NAIROBI, Kenya, Jan 23- Microsoft and the British Council have launched a Sh172 million ICT program dubbed, Project Badiliko, that will see educators and school leaders build 80 digital hubs across six Sub Saharan countries including Kenya.
Others are Tanzania, Uganda, Ethiopia, Ghana and Nigeria.
Microsoft’s Regional Education Manager, Mark Matunga said the program will contribute in building ICT capacity for all, and help the country achieve its Vision 2030 faster.
“In 2003, Microsoft committed Sh43 billion. During the first five years, we have been approaching relevant partners and governments to sign memorandums of understanding (MOU’s) for the promotion of ICT and education. In the next phase, we saw an opportunity to partner with the British Council to help promote ICT and education in the initial 6 countries across Sub- Saharan countries,” Matunga said.

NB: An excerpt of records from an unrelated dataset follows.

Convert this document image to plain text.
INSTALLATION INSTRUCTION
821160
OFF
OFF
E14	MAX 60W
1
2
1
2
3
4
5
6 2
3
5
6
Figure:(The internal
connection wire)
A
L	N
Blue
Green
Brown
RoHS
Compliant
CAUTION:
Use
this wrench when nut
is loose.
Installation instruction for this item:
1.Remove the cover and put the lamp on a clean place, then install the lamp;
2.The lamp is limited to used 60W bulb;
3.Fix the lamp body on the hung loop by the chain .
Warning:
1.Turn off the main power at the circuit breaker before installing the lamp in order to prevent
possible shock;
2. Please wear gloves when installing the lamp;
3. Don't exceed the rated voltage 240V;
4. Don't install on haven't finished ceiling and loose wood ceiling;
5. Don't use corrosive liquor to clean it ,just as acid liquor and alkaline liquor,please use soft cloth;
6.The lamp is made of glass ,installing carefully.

“Microsoft has trained over 20,000 Kenyan educators not only on basic ICT skills, but also on ICT integration in teaching and learning. Also, Microsoft has generated over 230,000 email accounts in Kenya and 45,000 email accounts in Uganda for public school teachers.”
The Regional Director to Kenya from the British Council, Alison Coutts further added the partnership will allow for further training which can in turn reach educators and leaders on the ground.

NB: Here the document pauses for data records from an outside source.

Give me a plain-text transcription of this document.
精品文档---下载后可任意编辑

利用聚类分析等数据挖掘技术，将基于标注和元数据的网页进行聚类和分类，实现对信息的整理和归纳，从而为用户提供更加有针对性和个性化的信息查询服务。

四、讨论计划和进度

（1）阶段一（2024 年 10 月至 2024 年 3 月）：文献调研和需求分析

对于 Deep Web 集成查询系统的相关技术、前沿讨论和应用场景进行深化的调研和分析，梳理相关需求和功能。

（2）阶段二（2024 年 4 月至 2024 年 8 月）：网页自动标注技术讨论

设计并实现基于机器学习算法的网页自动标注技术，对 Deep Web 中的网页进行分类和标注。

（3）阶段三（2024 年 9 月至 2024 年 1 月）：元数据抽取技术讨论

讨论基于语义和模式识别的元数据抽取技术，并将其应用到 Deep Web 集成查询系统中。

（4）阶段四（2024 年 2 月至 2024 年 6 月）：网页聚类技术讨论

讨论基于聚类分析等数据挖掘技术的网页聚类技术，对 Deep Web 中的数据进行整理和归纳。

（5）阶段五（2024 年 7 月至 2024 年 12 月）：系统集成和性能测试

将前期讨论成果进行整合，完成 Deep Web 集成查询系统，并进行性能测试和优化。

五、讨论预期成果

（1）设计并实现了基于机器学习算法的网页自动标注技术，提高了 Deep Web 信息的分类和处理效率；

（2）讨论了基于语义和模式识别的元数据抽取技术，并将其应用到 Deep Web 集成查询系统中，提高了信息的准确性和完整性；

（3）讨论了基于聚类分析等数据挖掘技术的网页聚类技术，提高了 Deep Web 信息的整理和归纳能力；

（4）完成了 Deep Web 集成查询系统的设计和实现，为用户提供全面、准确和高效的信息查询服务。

“We try and provide access to global experiences throughout the educational system. Through ICT we have a wider base of potential consumers to reach and give more opportunities to both the learners as well as the educationalists,” said Coutts.
Project Badilika is expected to train more than 20,000 school leaders and teachers across Sub Saharan Africa, and provide more than 100,000 learners and communities with digital access, while promoting literacy throughout the region.

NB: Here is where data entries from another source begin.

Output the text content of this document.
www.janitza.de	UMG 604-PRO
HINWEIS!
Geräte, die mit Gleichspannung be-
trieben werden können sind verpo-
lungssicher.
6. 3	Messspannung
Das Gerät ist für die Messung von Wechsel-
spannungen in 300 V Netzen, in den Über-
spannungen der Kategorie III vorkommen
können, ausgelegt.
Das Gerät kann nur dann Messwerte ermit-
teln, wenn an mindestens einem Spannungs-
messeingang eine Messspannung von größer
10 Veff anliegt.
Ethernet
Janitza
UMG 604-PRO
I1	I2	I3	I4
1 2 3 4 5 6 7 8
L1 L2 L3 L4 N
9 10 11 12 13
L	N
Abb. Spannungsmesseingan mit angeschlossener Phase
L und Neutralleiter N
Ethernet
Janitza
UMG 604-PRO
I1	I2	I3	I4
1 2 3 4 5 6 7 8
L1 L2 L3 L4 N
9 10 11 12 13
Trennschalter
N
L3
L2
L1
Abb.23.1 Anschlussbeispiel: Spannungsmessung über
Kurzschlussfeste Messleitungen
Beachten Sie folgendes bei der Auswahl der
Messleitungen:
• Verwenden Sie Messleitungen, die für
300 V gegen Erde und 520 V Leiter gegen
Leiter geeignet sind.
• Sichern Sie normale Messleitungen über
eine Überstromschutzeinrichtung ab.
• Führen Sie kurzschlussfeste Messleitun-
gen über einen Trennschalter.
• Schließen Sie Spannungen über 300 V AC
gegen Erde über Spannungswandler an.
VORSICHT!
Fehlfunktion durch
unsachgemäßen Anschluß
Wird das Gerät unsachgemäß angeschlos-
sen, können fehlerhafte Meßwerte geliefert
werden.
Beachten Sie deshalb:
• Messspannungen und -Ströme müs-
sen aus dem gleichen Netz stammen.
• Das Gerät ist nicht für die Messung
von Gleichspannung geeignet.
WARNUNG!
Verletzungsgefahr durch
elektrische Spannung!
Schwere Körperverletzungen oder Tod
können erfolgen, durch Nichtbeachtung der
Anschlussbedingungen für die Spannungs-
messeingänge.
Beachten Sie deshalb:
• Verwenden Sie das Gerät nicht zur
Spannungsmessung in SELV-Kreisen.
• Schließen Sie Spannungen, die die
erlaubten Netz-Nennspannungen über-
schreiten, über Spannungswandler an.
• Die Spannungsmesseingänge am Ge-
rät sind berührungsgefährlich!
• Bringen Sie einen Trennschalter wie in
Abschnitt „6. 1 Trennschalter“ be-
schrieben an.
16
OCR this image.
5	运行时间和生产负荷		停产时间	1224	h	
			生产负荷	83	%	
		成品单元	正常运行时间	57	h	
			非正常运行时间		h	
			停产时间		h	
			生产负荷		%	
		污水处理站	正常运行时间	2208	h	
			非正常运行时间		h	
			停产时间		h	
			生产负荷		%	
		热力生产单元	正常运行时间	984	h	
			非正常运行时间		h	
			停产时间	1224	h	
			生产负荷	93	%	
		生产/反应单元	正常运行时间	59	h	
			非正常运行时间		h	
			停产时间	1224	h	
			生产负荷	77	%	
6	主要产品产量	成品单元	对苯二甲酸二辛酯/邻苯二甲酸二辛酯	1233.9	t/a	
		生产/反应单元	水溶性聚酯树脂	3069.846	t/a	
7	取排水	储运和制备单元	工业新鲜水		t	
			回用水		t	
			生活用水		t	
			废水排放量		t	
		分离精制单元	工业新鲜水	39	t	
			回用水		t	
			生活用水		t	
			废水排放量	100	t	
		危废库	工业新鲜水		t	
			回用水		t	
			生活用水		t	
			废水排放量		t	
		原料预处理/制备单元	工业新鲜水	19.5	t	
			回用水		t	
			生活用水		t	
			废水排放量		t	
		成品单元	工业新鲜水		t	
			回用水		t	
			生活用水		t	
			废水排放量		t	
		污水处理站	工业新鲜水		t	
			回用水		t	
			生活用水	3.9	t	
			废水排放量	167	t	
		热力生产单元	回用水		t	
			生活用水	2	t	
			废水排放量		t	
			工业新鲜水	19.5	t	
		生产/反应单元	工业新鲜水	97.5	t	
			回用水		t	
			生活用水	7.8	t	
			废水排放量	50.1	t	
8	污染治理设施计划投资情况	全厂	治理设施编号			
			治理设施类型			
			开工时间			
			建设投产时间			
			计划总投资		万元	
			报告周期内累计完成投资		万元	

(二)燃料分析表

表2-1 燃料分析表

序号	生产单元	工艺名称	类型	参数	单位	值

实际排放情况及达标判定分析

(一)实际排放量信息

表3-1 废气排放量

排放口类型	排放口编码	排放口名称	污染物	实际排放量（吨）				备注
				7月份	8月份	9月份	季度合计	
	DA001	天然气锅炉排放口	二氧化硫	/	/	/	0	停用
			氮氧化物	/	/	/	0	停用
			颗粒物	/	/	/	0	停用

So far, 45 teachers were trained in Ghana in the first training session under the Badiliko project.
Joe Lemaron, project manager for the British Council and Microsoft Project in Sub Saharan Africa said: “This is about equipping young people with the skills that will serve them throughout their lives: leadership, creativity, ambition and a desire to connect and contribute to the wider world.”
The Badiliko Project was created by drawing from pilot projects that both partners had previously developed independently and is making use of respective areas of experience and expertise, to co- create a project that meets aligned objectives.
The digital hubs will be used by learners and for teacher training during the day, and by the wider local community after school hours for e- government, community skills training and as internet cafes.
Where schools are off the power grids, the hubs will be supported by solar power and long-range Wi-Fi for connectivity.